Dagegen verharren die meisten der durchweg improvisierten Dialoge im Film auf Westentaschenphilosophieformat; fehlt es ihnen an Pathos, fehlt es an Bildern, an Quintessenz. Und die Kettcar-obligatorischen T-Shirt-Sprüche? Rar sind sie gesät. Sehr rar. All das bleibt den Texten der Hansen Band vorbehalten. Doch das zusammengewürfelte Quintett kommt — zumindest um mit seiner Musik eine wirkliche Message rüberzubringen — schlicht und ergreifend zu kurz zu Wort.
Die Stimme zum Gebiss gibt’s nur auf Platte
Weit weniger überraschend dürfte da die Erkenntnis sein, dass ein Marcus Wiebusch nicht schauspielern und ein Jürgen Vogel nicht singen kann. Mag man dem Hansen-Frontmann bei den im Studio zurechtgepegelten Songs zum charismatischen Gebiss die entsprechende Gesangsstimme attestieren, werden bei den live dargebotenen Nummern aus dem Hamburger Molotow oder dem Berliner Bastard zunehmend nostalgisch-peinliche Gefühle an den Proberaum bei Muttern wach. Und sobald der Titel „Was hätten wir denn tun sollen“ aus Kettcars Anfangstagen gegen den Hansen-Klon „Strand“ antritt, sieht Vogel schon nach wenigen Zeilen nurmehr die meilenweit entfernte Silhouette seines Film-Gitarreros Wiebusch.
Verschmerzbar. Es ist vielmehr die aufgeblähte Story, welche sich schlicht vorwerfen lassen muss, unterm Strich nicht genügend herzugeben, um der auf 100 Minuten heruntergebrochenen Pseudo-Doku wirklich adäquat Tiefgang zu verleihen. Dass sich die zuckersüße Ellen lieber von Rocker Markus denn von Schlaftablette Toby vernaschen lässt, kann man Heike Makatschs Filmfigur nicht verdenken. Und so lange die verschrobensten Spacken immer noch die tollsten Mädels abbekommen, ist ein Florian Lukas sicher nicht fehlbesetzt; wenngleich er als einziger des namhaften Hauptdarsteller-Trios auch außerhalb des Films im Film ungewohnt unscheinbar bleibt.
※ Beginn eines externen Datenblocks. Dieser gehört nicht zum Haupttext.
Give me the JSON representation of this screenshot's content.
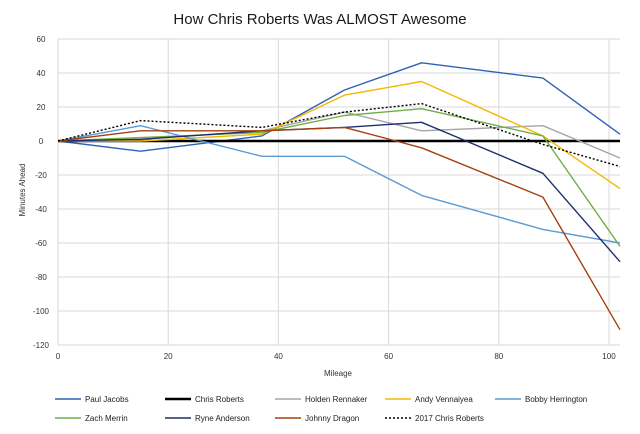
{
  "chart_data": {
    "type": "line",
    "title": "How Chris Roberts Was ALMOST Awesome",
    "xlabel": "Mileage",
    "ylabel": "Minutes Ahead",
    "xlim": [
      0,
      102
    ],
    "ylim": [
      -120,
      60
    ],
    "xticks": [
      0,
      20,
      40,
      60,
      80,
      100
    ],
    "yticks": [
      60,
      40,
      20,
      0,
      -20,
      -40,
      -60,
      -80,
      -100,
      -120
    ],
    "grid": true,
    "legend_position": "bottom",
    "series": [
      {
        "name": "Paul Jacobs",
        "color": "#2e62b5",
        "dash": "",
        "width": 1.4,
        "x": [
          0,
          15,
          37,
          52,
          66,
          88,
          102
        ],
        "y": [
          0,
          -6,
          3,
          30,
          46,
          37,
          4
        ]
      },
      {
        "name": "Chris Roberts",
        "color": "#000000",
        "dash": "",
        "width": 2.6,
        "x": [
          0,
          102
        ],
        "y": [
          0,
          0
        ]
      },
      {
        "name": "Holden Rennaker",
        "color": "#a5a5a5",
        "dash": "",
        "width": 1.4,
        "x": [
          0,
          15,
          37,
          52,
          66,
          88,
          102
        ],
        "y": [
          0,
          1,
          6,
          17,
          6,
          9,
          -10
        ]
      },
      {
        "name": "Andy Vennaiyea",
        "color": "#f5b800",
        "dash": "",
        "width": 1.4,
        "x": [
          0,
          15,
          37,
          52,
          66,
          88,
          102
        ],
        "y": [
          0,
          0,
          4,
          27,
          35,
          3,
          -28
        ]
      },
      {
        "name": "Bobby Herrington",
        "color": "#5b9bd5",
        "dash": "",
        "width": 1.4,
        "x": [
          0,
          15,
          37,
          52,
          66,
          88,
          102
        ],
        "y": [
          0,
          9,
          -9,
          -9,
          -32,
          -52,
          -60
        ]
      },
      {
        "name": "Zach Merrin",
        "color": "#70ad47",
        "dash": "",
        "width": 1.4,
        "x": [
          0,
          15,
          37,
          52,
          66,
          88,
          102
        ],
        "y": [
          0,
          2,
          5,
          15,
          19,
          3,
          -62
        ]
      },
      {
        "name": "Ryne Anderson",
        "color": "#1f2e6e",
        "dash": "",
        "width": 1.4,
        "x": [
          0,
          15,
          37,
          52,
          66,
          88,
          102
        ],
        "y": [
          0,
          1,
          6,
          8,
          11,
          -19,
          -71
        ]
      },
      {
        "name": "Johnny Dragon",
        "color": "#a5410f",
        "dash": "",
        "width": 1.4,
        "x": [
          0,
          15,
          37,
          52,
          66,
          88,
          102
        ],
        "y": [
          0,
          6,
          6,
          8,
          -4,
          -33,
          -111
        ]
      },
      {
        "name": "2017 Chris Roberts",
        "color": "#000000",
        "dash": "2,2",
        "width": 1.4,
        "x": [
          0,
          15,
          37,
          52,
          66,
          88,
          102
        ],
        "y": [
          0,
          12,
          8,
          17,
          22,
          -2,
          -15
        ]
      }
    ]
  }
}
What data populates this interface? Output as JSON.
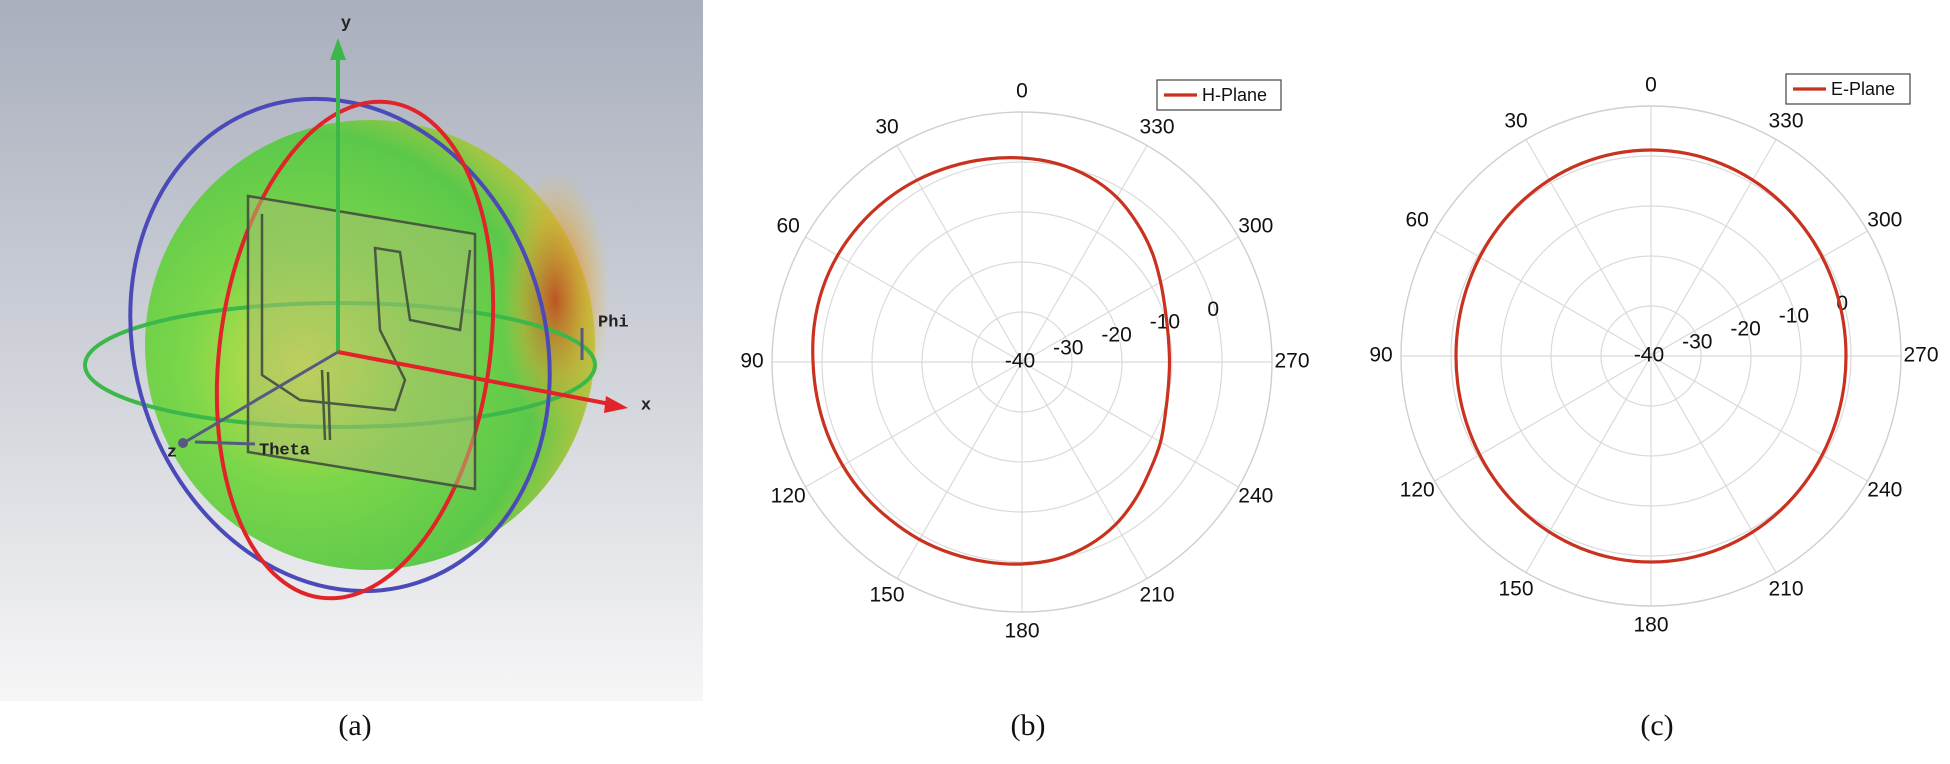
{
  "panel_a": {
    "axis_labels": {
      "y": "y",
      "x": "x",
      "z": "z",
      "phi": "Phi",
      "theta": "Theta"
    },
    "caption": "(a)"
  },
  "chart_data": [
    {
      "type": "polar",
      "caption": "(b)",
      "theta_direction": "counterclockwise",
      "theta": [
        0,
        10,
        20,
        30,
        40,
        50,
        60,
        70,
        80,
        90,
        100,
        110,
        120,
        130,
        140,
        150,
        160,
        170,
        180,
        190,
        200,
        210,
        220,
        230,
        240,
        250,
        260,
        270,
        280,
        290,
        300,
        310,
        320,
        330,
        340,
        350
      ],
      "series": [
        {
          "name": "H-Plane",
          "color": "#c8321f",
          "values": [
            0.8,
            1.2,
            1.6,
            2,
            2.3,
            2.5,
            2.6,
            2.5,
            2.2,
            1.8,
            1.6,
            1.5,
            1.4,
            1.3,
            1.1,
            1,
            0.8,
            0.6,
            0.4,
            0,
            -1,
            -2.5,
            -4.5,
            -6.5,
            -8,
            -9.5,
            -10.3,
            -10.5,
            -10.3,
            -9.5,
            -8,
            -6,
            -4,
            -2,
            -0.6,
            0.3
          ]
        }
      ],
      "rlim": [
        -40,
        10
      ],
      "rticks": [
        -40,
        -30,
        -20,
        -10,
        0
      ],
      "thetaticks": [
        0,
        30,
        60,
        90,
        120,
        150,
        180,
        210,
        240,
        270,
        300,
        330
      ],
      "grid": true,
      "legend": "upper right"
    },
    {
      "type": "polar",
      "caption": "(c)",
      "theta_direction": "counterclockwise",
      "theta": [
        0,
        10,
        20,
        30,
        40,
        50,
        60,
        70,
        80,
        90,
        100,
        110,
        120,
        130,
        140,
        150,
        160,
        170,
        180,
        190,
        200,
        210,
        220,
        230,
        240,
        250,
        260,
        270,
        280,
        290,
        300,
        310,
        320,
        330,
        340,
        350
      ],
      "series": [
        {
          "name": "E-Plane",
          "color": "#c8321f",
          "values": [
            1.2,
            1.13,
            0.94,
            0.65,
            0.29,
            -0.09,
            -0.45,
            -0.74,
            -0.93,
            -1,
            -0.93,
            -0.74,
            -0.45,
            -0.09,
            0.29,
            0.65,
            0.94,
            1.13,
            1.2,
            1.13,
            0.94,
            0.65,
            0.29,
            -0.09,
            -0.45,
            -0.74,
            -0.93,
            -1,
            -0.93,
            -0.74,
            -0.45,
            -0.09,
            0.29,
            0.65,
            0.94,
            1.13
          ]
        }
      ],
      "rlim": [
        -40,
        10
      ],
      "rticks": [
        -40,
        -30,
        -20,
        -10,
        0
      ],
      "thetaticks": [
        0,
        30,
        60,
        90,
        120,
        150,
        180,
        210,
        240,
        270,
        300,
        330
      ],
      "grid": true,
      "legend": "upper right"
    }
  ]
}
Der kleinste gemeinsame Nenner: stilsichere Musik
Abgesehen davon, dass es reichlich bizarr wirkt, wenn der Kameramann selbst in den intimsten Momenten der Ménage à trois allzeit zugegen ist, lebt Lars Kraumes gewagtes Projekt doch zu großen Teilen vom voyeuristischen Big-Brother’s-Watching-You-Szenario mit hektischer Handycam und harten Schnitten. Und so einigt man sich eben auf den kleinsten gemeinsamen Nenner: Die gepriesenen „geilen Szenen“ gibt es nämlich allein schon ob der stilsicheren Musik mit Hammer-Songs wie „Kamera“, „Keine Lieder“, „Alles teilen“ oder „Baby Melancholie“ zuhauf.
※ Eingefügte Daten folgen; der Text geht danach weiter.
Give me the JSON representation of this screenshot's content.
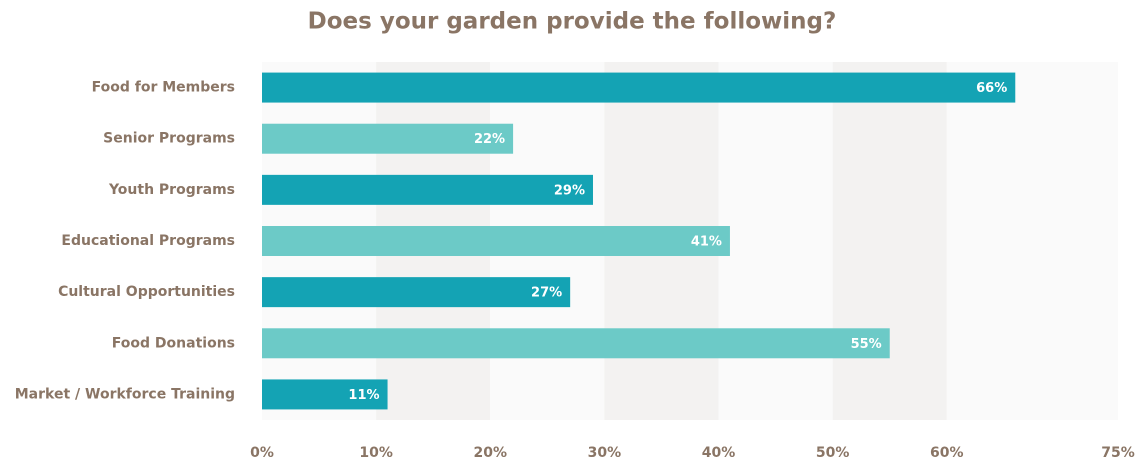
{
  "chart_data": {
    "type": "hbar",
    "title": "Does your garden provide the following?",
    "categories": [
      "Food for Members",
      "Senior Programs",
      "Youth Programs",
      "Educational Programs",
      "Cultural Opportunities",
      "Food Donations",
      "Market / Workforce  Training"
    ],
    "values": [
      66,
      22,
      29,
      41,
      27,
      55,
      11
    ],
    "value_labels": [
      "66%",
      "22%",
      "29%",
      "41%",
      "27%",
      "55%",
      "11%"
    ],
    "colors": [
      "#14a3b4",
      "#6ccac7",
      "#14a3b4",
      "#6ccac7",
      "#14a3b4",
      "#6ccac7",
      "#14a3b4"
    ],
    "xlim": [
      0,
      75
    ],
    "xticks": [
      {
        "value": 0,
        "label": "0%"
      },
      {
        "value": 10,
        "label": "10%"
      },
      {
        "value": 20,
        "label": "20%"
      },
      {
        "value": 30,
        "label": "30%"
      },
      {
        "value": 40,
        "label": "40%"
      },
      {
        "value": 50,
        "label": "50%"
      },
      {
        "value": 60,
        "label": "60%"
      },
      {
        "value": 75,
        "label": "75%"
      }
    ],
    "grid": true
  }
}
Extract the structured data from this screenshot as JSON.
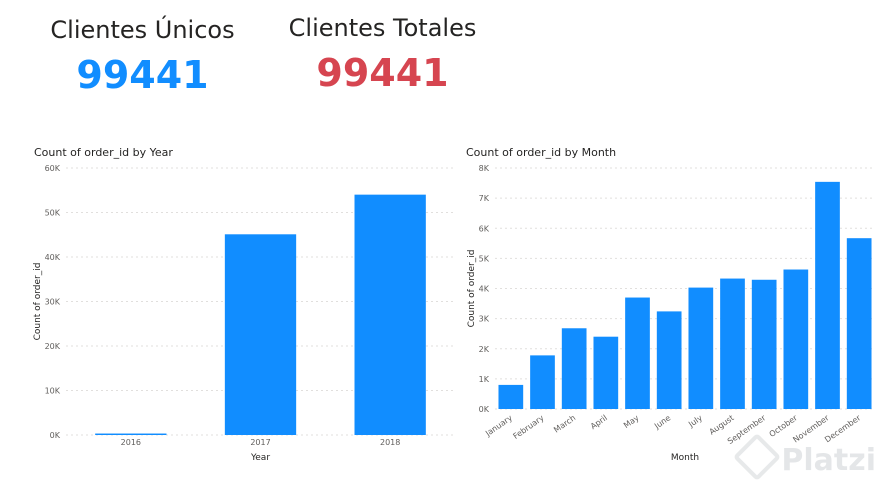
{
  "kpis": {
    "unique": {
      "label": "Clientes Únicos",
      "value": "99441"
    },
    "total": {
      "label": "Clientes Totales",
      "value": "99441"
    }
  },
  "watermark": "Platzi",
  "chart_data": [
    {
      "type": "bar",
      "title": "Count of order_id by Year",
      "xlabel": "Year",
      "ylabel": "Count of order_id",
      "categories": [
        "2016",
        "2017",
        "2018"
      ],
      "values": [
        329,
        45101,
        54011
      ],
      "ylim": [
        0,
        60000
      ],
      "yticks": [
        0,
        10000,
        20000,
        30000,
        40000,
        50000,
        60000
      ],
      "ytick_labels": [
        "0K",
        "10K",
        "20K",
        "30K",
        "40K",
        "50K",
        "60K"
      ],
      "grid": true,
      "color": "#118DFF"
    },
    {
      "type": "bar",
      "title": "Count of order_id by Month",
      "xlabel": "Month",
      "ylabel": "Count of order_id",
      "categories": [
        "January",
        "February",
        "March",
        "April",
        "May",
        "June",
        "July",
        "August",
        "September",
        "October",
        "November",
        "December"
      ],
      "values": [
        800,
        1780,
        2680,
        2400,
        3700,
        3240,
        4030,
        4330,
        4290,
        4630,
        7540,
        5670
      ],
      "ylim": [
        0,
        8000
      ],
      "yticks": [
        0,
        1000,
        2000,
        3000,
        4000,
        5000,
        6000,
        7000,
        8000
      ],
      "ytick_labels": [
        "0K",
        "1K",
        "2K",
        "3K",
        "4K",
        "5K",
        "6K",
        "7K",
        "8K"
      ],
      "grid": true,
      "color": "#118DFF"
    }
  ]
}
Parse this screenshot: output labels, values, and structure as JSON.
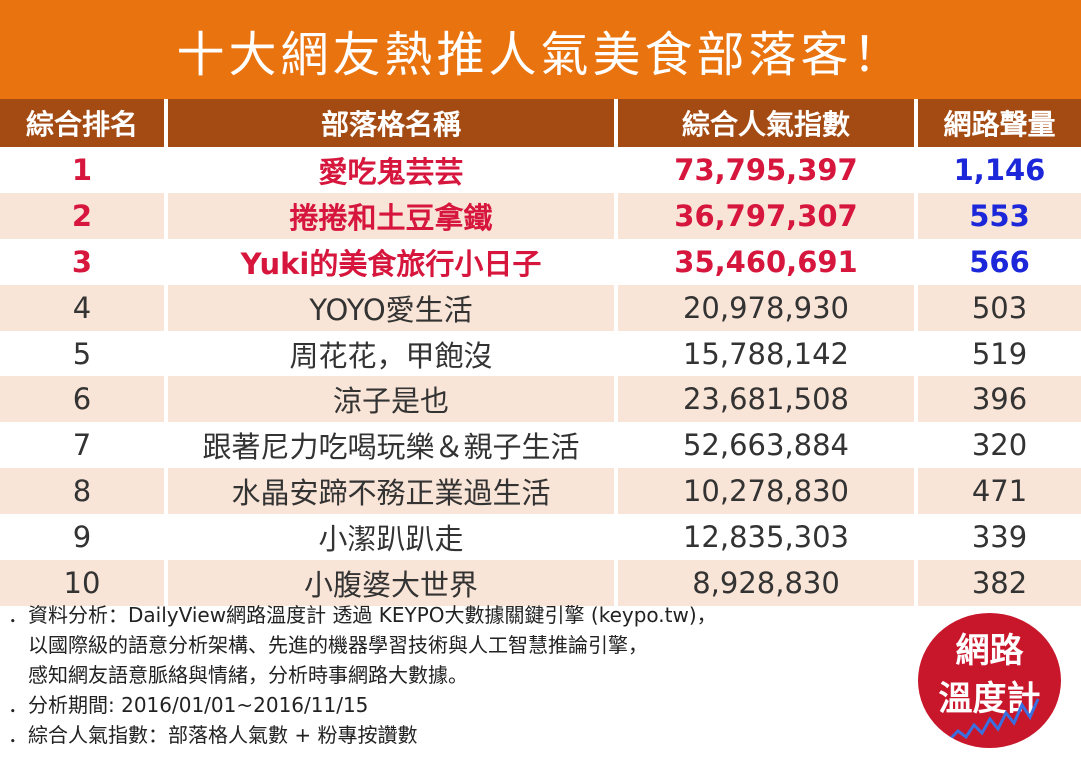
{
  "title": "十大網友熱推人氣美食部落客！",
  "headers": [
    "綜合排名",
    "部落格名稱",
    "綜合人氣指數",
    "網路聲量"
  ],
  "rows": [
    {
      "rank": "1",
      "name": "愛吃鬼芸芸",
      "index": "73,795,397",
      "volume": "1,146"
    },
    {
      "rank": "2",
      "name": "捲捲和土豆拿鐵",
      "index": "36,797,307",
      "volume": "553"
    },
    {
      "rank": "3",
      "name": "Yuki的美食旅行小日子",
      "index": "35,460,691",
      "volume": "566"
    },
    {
      "rank": "4",
      "name": "YOYO愛生活",
      "index": "20,978,930",
      "volume": "503"
    },
    {
      "rank": "5",
      "name": "周花花，甲飽沒",
      "index": "15,788,142",
      "volume": "519"
    },
    {
      "rank": "6",
      "name": "涼子是也",
      "index": "23,681,508",
      "volume": "396"
    },
    {
      "rank": "7",
      "name": "跟著尼力吃喝玩樂＆親子生活",
      "index": "52,663,884",
      "volume": "320"
    },
    {
      "rank": "8",
      "name": "水晶安蹄不務正業過生活",
      "index": "10,278,830",
      "volume": "471"
    },
    {
      "rank": "9",
      "name": "小潔趴趴走",
      "index": "12,835,303",
      "volume": "339"
    },
    {
      "rank": "10",
      "name": "小腹婆大世界",
      "index": "8,928,830",
      "volume": "382"
    }
  ],
  "notes": [
    "．資料分析：DailyView網路溫度計 透過 KEYPO大數據關鍵引擎 (keypo.tw)，",
    "　以國際級的語意分析架構、先進的機器學習技術與人工智慧推論引擎，",
    "　感知網友語意脈絡與情緒，分析時事網路大數據。",
    "．分析期間: 2016/01/01~2016/11/15",
    "．綜合人氣指數：部落格人氣數 + 粉專按讚數"
  ],
  "logo": {
    "line1": "網路",
    "line2": "溫度計",
    "icon": "line-graph-icon"
  },
  "colors": {
    "title_bg": "#e9730f",
    "header_bg": "#a44a13",
    "row_alt": "#f9e5d7",
    "top_red": "#d6163d",
    "top_blue": "#1b27d9",
    "logo_bg": "#c8162b"
  }
}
Oder um ganz kettcaresk ein Bild zu bemühen: Jenen bedauernswerten Mitmenschen, welchen Wiebuschs fantastische Zeilen wie die unverständlich gurrenden Titel-Tauben anmuten, bleiben am Ende der Platte immer noch die lieblich säuselnden Sound-Spatzen. Und zumindest aus diesem Blickwinkel betrachtet sind Schule und Film allemal gleichauf.